Will either goalie Petr Mrazek or Curtis McElhinney sign a new contract with the team?
Will captain Justin Williams retire or return next season, and how long can the Canes wait on an answer?
How much longer will it take to sign Sebastian Aho and are there concerns another NHL team could issue an offer sheet for the star Finnish center?
Where does goalie Anton Forsberg, obtained Monday in a trade with the Chicago Blackhawks, fit into the goaltending plans?
Canes general manager Don Waddell tried to bring some clarity to the situation Tuesday during a media conference call.
If not re-signed, Mrazek and McElhinney both will become unrestricted free agents on July 1, when free agency begins. Waddell said talks continue with both but noted, “It has been daily conversations with Mrazek and not so much with Curtis.”
“I’m still optimistic about signing a No. 1 goalie and Petr certainly is in the mix as we speak,” Waddell said.
Waddell said Forsberg, a backup for the Blackhawks, was recommended by Paul Schonfelder, the Canes’ minor-league goalie consultant who has worked with Forsberg in the past and is one of many candidates to replace Mike Bales as the Canes’ goaltending coach.
“We can create great, great competition for that position, which is not a bad thing and we’ll also be covered were we to run into any kind of injuries as the season progresses,” Waddell said.
Scott Darling will no longer be in that goaltending mix. Darling, signed to a four-year contract in 2017, could be bought out, Waddell said, adding the team also is looking at other options. “I’d say we’re leaning a little more toward buying him out at this point, probably more than before,” Waddell said.
Waddell said all of the Canes’ restricted free agents would receive qualifying offers, including forwards Brock McGinn and Saku Maenalanen. Forwards Greg McKegg and Patrick Brown will become UFAs on July 1 but Waddell said conversations are being held with the players about new contracts.
Aho is a restricted free agent but the team would like to get the Canes’ leading scorer and All-Star forward signed to a long-term deal. Waddell said again Tuesday that he talked with Aho’s agent and had a “great discussion” during last week’s draft in Vancouver, and that the talks would continue later this week.
“I have confidence we’ll get him signed ... before we start training camp,” Waddell said.
Waddell said any talk of Aho or other young NHL stars getting offer sheets was a subject being “overblown by the media” and said in Aho’s case, “We can and we would match any offer made to us and we’ve made that real clear.”
Waddell also said he had “good talks” with Justin Faulk’s agent in Vancouver. The defenseman is entering the last year of his contract before becoming a UFA but Waddell said he did not feel any urgency to get a new deal done quickly or any need to trade him.

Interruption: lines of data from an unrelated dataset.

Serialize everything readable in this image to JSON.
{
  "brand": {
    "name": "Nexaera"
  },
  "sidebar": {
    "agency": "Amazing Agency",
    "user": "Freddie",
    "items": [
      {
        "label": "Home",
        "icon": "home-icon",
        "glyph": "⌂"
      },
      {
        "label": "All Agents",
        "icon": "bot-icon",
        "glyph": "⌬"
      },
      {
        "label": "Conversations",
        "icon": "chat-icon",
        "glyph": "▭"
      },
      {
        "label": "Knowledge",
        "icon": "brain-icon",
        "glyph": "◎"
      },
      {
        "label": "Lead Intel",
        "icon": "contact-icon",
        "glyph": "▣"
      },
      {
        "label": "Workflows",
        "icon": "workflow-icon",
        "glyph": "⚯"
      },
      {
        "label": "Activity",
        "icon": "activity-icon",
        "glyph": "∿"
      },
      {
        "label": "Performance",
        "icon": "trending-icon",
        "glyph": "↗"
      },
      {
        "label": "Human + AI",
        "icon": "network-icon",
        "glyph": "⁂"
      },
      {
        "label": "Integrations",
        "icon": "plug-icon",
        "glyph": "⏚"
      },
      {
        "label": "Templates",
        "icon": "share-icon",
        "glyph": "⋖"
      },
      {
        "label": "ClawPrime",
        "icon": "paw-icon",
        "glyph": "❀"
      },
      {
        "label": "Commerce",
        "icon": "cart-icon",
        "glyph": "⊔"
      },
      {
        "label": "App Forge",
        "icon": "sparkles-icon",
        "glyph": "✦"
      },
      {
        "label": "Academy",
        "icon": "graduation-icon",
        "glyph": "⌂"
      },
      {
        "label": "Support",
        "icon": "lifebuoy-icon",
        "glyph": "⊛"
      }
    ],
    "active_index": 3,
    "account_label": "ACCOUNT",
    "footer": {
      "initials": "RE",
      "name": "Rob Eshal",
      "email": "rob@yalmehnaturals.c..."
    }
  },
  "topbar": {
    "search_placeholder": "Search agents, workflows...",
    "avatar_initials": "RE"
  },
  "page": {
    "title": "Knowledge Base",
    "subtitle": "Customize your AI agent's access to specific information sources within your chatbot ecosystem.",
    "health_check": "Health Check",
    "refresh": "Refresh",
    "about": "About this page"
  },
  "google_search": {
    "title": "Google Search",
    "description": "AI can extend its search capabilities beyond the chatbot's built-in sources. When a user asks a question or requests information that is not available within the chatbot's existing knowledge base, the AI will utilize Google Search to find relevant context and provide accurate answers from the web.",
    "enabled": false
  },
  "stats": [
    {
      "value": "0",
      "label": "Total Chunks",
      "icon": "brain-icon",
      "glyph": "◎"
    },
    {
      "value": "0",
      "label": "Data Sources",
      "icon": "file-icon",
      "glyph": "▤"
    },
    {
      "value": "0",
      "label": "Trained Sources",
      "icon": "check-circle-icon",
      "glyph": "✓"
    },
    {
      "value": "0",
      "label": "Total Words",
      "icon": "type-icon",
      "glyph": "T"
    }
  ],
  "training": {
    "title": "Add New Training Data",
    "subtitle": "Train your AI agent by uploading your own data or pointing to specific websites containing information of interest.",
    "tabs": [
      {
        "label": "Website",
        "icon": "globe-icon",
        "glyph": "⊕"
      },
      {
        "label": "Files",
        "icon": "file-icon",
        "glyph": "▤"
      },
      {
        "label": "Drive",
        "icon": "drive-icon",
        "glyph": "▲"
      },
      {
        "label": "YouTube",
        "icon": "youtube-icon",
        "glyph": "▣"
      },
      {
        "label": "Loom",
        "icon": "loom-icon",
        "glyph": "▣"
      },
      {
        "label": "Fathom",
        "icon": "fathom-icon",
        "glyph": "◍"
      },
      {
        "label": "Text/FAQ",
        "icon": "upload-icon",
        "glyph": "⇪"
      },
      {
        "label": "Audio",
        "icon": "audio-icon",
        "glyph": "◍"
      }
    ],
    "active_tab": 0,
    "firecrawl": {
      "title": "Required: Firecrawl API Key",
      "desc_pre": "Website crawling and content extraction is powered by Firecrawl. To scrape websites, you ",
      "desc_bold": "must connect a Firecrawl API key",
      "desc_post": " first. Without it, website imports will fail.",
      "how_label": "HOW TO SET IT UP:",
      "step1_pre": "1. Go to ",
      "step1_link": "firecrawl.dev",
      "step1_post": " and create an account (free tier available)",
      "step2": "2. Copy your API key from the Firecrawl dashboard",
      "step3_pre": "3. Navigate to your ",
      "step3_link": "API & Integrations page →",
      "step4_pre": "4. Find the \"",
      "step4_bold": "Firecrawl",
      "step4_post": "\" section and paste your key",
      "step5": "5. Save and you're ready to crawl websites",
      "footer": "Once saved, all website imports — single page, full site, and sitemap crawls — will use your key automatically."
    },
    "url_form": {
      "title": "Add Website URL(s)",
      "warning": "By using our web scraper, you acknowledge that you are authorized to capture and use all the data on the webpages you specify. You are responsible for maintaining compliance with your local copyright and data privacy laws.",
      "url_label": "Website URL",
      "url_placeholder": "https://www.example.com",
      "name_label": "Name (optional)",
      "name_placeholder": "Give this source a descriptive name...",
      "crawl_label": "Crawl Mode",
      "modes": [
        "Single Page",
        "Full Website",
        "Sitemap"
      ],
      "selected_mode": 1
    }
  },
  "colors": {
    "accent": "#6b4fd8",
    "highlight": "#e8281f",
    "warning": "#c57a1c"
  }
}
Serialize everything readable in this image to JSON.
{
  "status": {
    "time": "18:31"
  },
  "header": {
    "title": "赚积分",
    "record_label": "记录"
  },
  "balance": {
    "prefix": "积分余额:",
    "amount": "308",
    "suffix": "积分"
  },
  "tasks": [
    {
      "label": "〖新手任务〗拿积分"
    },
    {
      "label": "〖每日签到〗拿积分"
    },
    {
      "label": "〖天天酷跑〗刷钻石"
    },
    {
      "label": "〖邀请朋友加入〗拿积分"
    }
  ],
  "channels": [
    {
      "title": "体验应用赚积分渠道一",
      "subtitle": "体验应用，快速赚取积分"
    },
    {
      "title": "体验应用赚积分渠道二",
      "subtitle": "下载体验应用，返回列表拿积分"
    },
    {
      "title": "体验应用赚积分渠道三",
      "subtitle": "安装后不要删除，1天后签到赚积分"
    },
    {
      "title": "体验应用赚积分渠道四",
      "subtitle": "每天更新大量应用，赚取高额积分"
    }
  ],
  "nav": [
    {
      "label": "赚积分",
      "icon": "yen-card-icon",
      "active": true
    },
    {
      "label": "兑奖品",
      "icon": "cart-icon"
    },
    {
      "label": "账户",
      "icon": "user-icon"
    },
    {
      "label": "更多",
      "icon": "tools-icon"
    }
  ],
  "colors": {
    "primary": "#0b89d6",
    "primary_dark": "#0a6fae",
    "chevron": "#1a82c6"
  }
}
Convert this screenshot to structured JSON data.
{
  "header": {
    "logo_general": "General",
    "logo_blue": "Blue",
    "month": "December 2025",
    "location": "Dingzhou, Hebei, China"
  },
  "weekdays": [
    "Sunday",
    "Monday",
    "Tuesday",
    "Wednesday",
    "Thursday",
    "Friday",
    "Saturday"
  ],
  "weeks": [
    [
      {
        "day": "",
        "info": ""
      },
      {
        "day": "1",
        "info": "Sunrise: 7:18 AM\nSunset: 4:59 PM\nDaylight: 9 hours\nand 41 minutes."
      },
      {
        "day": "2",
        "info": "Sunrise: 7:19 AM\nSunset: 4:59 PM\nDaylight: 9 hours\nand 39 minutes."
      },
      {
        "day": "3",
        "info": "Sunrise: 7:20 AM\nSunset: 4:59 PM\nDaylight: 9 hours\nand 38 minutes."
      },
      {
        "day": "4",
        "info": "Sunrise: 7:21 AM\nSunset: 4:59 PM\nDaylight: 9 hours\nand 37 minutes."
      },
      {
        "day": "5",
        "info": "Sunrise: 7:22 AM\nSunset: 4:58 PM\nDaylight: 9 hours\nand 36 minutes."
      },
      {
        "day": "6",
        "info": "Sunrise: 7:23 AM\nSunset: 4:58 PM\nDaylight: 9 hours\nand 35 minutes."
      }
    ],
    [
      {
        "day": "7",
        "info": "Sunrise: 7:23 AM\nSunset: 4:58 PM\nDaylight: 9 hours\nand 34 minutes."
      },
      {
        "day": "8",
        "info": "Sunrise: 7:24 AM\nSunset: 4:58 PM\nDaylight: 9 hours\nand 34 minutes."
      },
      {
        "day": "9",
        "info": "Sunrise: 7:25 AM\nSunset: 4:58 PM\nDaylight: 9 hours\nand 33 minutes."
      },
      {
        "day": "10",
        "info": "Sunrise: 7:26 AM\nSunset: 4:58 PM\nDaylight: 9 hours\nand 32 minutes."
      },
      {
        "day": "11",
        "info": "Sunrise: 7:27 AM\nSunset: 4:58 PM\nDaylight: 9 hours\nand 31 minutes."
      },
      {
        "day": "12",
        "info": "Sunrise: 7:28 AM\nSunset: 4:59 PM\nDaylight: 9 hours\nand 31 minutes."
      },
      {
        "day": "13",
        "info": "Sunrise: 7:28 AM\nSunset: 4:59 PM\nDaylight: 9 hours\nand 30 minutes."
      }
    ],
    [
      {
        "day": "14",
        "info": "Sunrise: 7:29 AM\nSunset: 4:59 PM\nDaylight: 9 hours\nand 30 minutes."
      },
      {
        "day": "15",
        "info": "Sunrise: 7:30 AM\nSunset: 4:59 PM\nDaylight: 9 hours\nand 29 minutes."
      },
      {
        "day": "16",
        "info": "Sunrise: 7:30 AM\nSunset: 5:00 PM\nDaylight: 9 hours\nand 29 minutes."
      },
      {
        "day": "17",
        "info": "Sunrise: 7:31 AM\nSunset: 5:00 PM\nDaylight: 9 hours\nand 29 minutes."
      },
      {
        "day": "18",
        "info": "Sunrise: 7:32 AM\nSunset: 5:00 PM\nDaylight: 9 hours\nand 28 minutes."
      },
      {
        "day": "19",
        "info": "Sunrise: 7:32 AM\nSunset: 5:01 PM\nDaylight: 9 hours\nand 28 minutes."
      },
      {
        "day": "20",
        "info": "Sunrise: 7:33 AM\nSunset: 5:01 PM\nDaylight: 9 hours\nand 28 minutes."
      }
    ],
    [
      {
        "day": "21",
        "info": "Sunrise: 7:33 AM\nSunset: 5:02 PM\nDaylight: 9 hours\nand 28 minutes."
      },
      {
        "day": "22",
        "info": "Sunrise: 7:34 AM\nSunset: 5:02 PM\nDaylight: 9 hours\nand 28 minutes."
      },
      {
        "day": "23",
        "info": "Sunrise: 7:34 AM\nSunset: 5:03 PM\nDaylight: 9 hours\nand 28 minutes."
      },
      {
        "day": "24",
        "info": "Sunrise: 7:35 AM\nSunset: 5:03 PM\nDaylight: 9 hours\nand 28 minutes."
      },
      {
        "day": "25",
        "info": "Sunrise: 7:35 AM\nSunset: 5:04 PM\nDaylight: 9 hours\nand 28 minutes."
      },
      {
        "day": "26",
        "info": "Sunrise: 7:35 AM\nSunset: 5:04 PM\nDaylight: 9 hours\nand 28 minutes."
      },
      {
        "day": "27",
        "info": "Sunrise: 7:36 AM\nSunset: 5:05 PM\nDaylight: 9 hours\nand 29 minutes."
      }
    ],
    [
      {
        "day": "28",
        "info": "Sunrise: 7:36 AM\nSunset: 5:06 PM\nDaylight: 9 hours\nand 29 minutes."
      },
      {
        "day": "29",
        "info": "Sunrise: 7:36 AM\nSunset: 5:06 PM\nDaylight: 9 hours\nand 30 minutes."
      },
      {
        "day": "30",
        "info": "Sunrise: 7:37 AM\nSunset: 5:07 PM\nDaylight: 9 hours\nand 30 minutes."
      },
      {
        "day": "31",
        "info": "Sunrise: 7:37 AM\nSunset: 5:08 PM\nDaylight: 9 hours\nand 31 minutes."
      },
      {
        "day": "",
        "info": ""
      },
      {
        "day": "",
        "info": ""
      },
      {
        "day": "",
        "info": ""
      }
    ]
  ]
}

Trading defenseman Calvin de Haan to Chicago should add to the need to keep Faulk in the lineup this season. The trade brought back Forsberg, defenseman Gustav Forsling from the Blackhawks but Waddell said it was a tough call to make, noting de Haan’s steady play and popularity among his teammates.
Waddell said there is no rush to get a decision from Williams, who will turn 38 in early October, about his plans. Nor, he said, would that have an adverse effect on the Canes’ approach to free agency or approach to the 2019-2020 season.
“If Justin comes back obviously there will be a spot there for him but if not we have a bunch of young players who will able to compete for that job,” Waddell said.
John Forslund, the Canes’ longtime TV play-by-play man, and analyst Tripp Tracy both have contracts expiring at the end of June but Waddell said both should return.
Asked if he had received a new contract from team owner Tom Dundon to continue as GM and president, Waddell quipped, “Tom gave me a lifetime contract so I’m good to go. He told me I could be the GM until I was 70 years old and my answer to him was ‘I don’t know if I could be the GM until I’m 70 working for you, Tom.”